Ernest Hemingway, René Maran

Hemingway du Toronto Star Weekly du 25 mars 1922

 

Prize-Winning Book is Center of Storm

Toronto Star Weekly/March 25, 1922

Paris.—“Batouala,” the novel by Rene Maran, a Negro, winner of the Goncourt Academy Prize of 5,000 francs for the best novel of the year by a young writer, is still the center of a swirl of condemnation, indignation and praise.

Maran, who was born in Martinique and educated in France, was bitterly attacked in the Chamber of Deputies the other day as a defamer of France, and biter of the hand that fed him. He has been much censured by certain Frenchmen for his indictment of French imperialism in its effects on the natives of the French colonies. Others have rallied to him and asked the politicians to take the novel as a work of art, except for the preface, which is the only bit of propaganda in the book.

Meanwhile, Rene Maran, black as Sam Langford [the boxer], is ignorant of the storm his book has caused. He is in the French government service in Central Africa, two days’ march from Lake Tchad, and seventy days’ travel from Paris. There are no telegraphs or cables at his post, and he does not even know his book has won the famous Goncourt Prize.

The preface of the novel describes how peaceful communities of 10,000 blacks in the heart of Africa have been reduced to 1,000 inhabitants under the French rule. It is not pleasant and it gives the facts by a man who has seen them, in a plain, unimpassioned statement.

Launched into the novel itself, the reader gets a picture of a native village seen by the big-whited eyes, felt by the pink palms, and the broad, flat, naked feet of the African native himself. You smell the smells of the village, you eat its food, you see the white man as the black man sees him, and after you have lived in the village you die there. That is all there is to the story, but when you have read it, you have seen Batouala, and that makes it a great novel.

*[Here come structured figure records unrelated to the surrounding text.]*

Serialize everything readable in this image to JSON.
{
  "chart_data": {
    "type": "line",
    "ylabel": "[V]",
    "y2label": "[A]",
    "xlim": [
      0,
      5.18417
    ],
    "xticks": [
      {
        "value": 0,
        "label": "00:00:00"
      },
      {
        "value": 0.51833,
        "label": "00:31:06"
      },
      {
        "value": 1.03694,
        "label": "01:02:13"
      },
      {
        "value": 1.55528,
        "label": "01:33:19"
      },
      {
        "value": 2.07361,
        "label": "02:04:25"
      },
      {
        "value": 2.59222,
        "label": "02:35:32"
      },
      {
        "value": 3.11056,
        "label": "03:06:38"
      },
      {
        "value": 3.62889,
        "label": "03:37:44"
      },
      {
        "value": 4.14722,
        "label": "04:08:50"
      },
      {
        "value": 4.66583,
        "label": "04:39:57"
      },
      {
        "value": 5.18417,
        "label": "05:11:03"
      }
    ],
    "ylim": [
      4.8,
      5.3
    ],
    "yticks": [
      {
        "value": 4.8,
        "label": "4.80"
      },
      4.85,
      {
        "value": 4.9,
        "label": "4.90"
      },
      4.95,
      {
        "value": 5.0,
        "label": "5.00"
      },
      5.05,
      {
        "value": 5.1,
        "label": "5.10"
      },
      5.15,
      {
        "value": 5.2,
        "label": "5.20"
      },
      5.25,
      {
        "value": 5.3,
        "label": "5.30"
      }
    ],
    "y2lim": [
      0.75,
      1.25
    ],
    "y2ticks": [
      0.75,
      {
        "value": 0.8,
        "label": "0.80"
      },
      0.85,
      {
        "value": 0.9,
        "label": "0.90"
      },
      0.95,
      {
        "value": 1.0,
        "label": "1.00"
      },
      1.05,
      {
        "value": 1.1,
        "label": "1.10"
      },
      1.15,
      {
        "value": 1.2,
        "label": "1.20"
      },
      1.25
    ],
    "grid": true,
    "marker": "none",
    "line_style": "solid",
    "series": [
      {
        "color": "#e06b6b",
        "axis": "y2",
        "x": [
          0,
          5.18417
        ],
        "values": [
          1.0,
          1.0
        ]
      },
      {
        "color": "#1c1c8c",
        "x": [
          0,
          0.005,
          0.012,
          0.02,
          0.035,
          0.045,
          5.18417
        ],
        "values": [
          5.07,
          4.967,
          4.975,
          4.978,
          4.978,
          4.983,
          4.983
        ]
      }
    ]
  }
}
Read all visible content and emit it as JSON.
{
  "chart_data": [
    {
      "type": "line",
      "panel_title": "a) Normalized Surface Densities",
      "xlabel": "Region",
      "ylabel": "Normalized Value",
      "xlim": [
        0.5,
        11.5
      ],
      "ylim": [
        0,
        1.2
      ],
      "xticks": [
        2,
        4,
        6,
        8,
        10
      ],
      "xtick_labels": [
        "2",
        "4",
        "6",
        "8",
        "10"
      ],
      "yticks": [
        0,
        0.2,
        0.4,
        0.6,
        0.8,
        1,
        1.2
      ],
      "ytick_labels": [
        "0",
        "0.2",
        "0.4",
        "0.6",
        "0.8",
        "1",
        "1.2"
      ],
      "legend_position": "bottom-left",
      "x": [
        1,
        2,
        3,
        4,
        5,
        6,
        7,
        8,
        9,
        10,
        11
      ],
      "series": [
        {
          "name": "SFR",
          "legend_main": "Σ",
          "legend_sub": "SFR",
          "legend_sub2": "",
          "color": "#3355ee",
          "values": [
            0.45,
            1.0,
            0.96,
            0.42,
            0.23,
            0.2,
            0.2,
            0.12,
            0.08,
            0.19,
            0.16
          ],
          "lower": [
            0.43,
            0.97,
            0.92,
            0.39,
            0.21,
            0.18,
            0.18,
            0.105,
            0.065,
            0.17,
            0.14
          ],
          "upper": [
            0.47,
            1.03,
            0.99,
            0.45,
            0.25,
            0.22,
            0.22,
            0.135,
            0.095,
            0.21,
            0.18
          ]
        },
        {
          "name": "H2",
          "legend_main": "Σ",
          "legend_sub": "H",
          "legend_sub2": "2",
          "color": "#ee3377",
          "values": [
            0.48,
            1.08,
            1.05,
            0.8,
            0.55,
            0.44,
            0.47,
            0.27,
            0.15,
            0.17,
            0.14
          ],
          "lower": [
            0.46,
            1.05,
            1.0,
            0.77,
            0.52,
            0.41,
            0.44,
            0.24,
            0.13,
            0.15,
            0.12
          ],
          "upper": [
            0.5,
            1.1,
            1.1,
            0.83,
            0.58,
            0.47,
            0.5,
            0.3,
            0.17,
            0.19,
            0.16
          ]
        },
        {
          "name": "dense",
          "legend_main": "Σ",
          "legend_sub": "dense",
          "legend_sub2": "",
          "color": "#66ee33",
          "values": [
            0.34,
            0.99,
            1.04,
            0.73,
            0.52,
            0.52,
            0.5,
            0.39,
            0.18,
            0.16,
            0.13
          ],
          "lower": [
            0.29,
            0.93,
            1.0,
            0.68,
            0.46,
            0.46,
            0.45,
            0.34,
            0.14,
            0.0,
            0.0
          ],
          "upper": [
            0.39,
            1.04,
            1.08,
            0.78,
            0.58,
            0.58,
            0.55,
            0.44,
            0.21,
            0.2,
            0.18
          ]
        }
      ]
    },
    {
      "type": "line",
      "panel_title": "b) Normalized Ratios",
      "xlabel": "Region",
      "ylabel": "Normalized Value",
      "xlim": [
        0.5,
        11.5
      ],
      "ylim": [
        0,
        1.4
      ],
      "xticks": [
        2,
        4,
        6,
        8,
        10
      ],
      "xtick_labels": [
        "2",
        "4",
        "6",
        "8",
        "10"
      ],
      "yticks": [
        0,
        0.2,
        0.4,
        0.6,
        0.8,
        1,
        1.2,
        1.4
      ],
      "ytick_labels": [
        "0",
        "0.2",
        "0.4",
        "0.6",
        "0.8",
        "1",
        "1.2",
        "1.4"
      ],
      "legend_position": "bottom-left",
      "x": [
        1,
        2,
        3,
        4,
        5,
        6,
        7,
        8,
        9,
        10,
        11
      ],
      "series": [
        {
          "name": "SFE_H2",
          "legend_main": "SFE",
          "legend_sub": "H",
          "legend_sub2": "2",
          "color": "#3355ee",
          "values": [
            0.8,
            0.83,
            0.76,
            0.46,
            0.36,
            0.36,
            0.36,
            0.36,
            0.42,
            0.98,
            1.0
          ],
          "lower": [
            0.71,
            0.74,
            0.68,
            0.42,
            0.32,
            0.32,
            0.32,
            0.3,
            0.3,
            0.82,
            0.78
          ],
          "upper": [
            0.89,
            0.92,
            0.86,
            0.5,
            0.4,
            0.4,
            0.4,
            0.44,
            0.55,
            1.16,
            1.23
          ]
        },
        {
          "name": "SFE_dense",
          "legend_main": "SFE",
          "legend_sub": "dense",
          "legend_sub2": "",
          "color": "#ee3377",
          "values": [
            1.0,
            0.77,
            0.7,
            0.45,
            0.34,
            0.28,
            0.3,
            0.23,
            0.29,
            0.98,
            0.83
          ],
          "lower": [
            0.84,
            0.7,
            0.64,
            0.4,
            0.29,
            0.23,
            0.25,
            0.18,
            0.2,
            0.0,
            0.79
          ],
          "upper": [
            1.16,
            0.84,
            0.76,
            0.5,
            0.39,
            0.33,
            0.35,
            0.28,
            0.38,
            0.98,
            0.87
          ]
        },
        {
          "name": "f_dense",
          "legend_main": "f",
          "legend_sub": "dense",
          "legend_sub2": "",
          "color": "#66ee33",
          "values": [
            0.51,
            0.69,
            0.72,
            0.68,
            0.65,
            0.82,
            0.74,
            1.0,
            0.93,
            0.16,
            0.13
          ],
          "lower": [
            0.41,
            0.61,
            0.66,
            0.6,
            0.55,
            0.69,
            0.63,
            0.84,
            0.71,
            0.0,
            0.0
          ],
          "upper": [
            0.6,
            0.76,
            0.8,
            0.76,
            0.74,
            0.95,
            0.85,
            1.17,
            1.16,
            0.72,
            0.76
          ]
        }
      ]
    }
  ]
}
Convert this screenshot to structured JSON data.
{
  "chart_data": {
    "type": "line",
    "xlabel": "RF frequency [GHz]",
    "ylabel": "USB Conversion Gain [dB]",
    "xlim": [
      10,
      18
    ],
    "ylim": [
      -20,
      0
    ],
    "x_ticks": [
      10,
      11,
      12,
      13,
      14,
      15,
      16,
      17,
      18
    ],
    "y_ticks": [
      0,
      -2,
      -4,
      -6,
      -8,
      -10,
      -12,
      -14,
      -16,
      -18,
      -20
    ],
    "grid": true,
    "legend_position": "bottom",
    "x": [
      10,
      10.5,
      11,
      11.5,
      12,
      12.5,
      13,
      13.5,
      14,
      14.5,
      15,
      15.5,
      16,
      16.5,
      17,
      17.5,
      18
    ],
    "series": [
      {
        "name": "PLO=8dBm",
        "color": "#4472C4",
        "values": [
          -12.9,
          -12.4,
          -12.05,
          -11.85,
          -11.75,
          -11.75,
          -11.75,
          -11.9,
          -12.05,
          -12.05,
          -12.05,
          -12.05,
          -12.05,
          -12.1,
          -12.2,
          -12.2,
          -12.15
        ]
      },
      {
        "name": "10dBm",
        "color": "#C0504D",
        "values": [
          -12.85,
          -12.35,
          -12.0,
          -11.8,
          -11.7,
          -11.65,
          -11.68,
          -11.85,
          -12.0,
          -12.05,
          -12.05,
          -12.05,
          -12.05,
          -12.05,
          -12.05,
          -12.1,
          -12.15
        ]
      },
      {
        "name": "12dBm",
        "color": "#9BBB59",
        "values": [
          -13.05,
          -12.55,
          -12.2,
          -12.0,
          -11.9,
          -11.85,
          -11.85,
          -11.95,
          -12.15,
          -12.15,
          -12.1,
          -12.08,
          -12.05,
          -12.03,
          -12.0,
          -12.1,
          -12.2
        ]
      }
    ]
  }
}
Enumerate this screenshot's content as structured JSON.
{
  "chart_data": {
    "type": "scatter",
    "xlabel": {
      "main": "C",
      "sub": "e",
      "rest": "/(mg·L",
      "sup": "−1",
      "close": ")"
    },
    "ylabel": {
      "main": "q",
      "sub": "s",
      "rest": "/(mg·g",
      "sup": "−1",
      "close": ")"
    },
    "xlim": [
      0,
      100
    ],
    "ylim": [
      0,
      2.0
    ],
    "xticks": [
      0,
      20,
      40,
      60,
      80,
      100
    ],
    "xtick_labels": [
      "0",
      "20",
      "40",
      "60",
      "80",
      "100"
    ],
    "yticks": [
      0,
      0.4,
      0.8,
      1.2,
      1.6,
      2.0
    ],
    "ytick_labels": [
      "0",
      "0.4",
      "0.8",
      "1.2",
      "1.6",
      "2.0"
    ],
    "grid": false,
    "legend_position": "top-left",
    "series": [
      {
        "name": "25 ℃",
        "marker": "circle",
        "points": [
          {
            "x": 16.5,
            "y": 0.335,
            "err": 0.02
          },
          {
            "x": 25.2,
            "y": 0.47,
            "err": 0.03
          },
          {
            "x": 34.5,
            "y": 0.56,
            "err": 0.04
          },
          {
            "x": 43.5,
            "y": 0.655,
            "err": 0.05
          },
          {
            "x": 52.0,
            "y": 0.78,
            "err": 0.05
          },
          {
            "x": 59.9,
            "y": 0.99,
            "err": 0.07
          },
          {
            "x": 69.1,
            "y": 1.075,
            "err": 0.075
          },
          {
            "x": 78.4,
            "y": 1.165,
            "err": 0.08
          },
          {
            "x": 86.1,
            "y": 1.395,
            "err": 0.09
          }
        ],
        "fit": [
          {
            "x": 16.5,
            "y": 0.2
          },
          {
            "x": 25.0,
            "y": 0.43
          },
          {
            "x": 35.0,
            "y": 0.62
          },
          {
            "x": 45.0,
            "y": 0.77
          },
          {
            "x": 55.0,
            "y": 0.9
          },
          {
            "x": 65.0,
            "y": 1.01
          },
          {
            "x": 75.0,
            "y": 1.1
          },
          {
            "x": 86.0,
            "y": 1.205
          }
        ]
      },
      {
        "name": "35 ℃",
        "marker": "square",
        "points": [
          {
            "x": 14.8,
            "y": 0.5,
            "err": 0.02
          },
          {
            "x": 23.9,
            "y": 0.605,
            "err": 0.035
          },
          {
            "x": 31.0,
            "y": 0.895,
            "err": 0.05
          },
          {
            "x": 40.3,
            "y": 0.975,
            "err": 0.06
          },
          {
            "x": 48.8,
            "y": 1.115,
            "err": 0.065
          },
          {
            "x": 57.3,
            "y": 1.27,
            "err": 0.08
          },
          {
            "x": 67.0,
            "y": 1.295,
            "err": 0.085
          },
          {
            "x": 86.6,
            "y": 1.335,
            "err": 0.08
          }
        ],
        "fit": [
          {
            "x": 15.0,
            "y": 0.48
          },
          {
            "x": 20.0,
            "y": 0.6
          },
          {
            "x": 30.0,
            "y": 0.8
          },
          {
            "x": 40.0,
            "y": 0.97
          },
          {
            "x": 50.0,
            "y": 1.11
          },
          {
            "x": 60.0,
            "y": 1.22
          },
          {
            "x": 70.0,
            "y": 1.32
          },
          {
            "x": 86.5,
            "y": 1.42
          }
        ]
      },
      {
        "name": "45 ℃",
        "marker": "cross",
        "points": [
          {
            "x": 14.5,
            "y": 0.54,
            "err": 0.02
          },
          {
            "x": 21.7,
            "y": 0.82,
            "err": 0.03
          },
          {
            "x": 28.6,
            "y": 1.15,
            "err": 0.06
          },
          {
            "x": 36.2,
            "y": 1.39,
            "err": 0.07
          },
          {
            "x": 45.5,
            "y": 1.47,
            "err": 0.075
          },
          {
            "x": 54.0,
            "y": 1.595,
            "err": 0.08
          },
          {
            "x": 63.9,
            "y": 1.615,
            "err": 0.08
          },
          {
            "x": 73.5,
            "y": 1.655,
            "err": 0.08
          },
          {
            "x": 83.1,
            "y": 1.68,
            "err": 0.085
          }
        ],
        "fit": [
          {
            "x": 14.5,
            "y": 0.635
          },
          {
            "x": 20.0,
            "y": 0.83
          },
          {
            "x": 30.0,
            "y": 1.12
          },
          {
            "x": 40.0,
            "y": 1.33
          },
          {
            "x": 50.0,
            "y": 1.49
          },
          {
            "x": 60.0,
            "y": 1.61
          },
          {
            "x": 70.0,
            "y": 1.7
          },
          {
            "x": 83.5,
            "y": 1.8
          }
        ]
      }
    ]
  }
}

It opens with Batouala, the chief of the village, waking up in his hut, roused by the cold of the early morning and the crumbling of the ground under his body where the ants are tunneling. He blows his dead fire into life and sits, hunched over, warming his chilled body and wondering whether he will go back to sleep or get up.

It closes with Batouala, old and with the stiffened joints of his age, cruelly torn by the leopard that his spear-thrust missed, lying on the earth floor of his hut. The village sorcerer has left him alone, there is a younger chief in the village, and Batouala lies there feverish and thirsty, dying, while his mangy dog licks at his wounds. And while he lies there, you feel the thirst and the fever and the rough, moist tongue of the dog.

There will probably be an English translation shortly. To be translated properly, however, there should be another Negro who has lived a life in the country two days’ march from Lake Tchad and who knows English as Rene Maran knows French.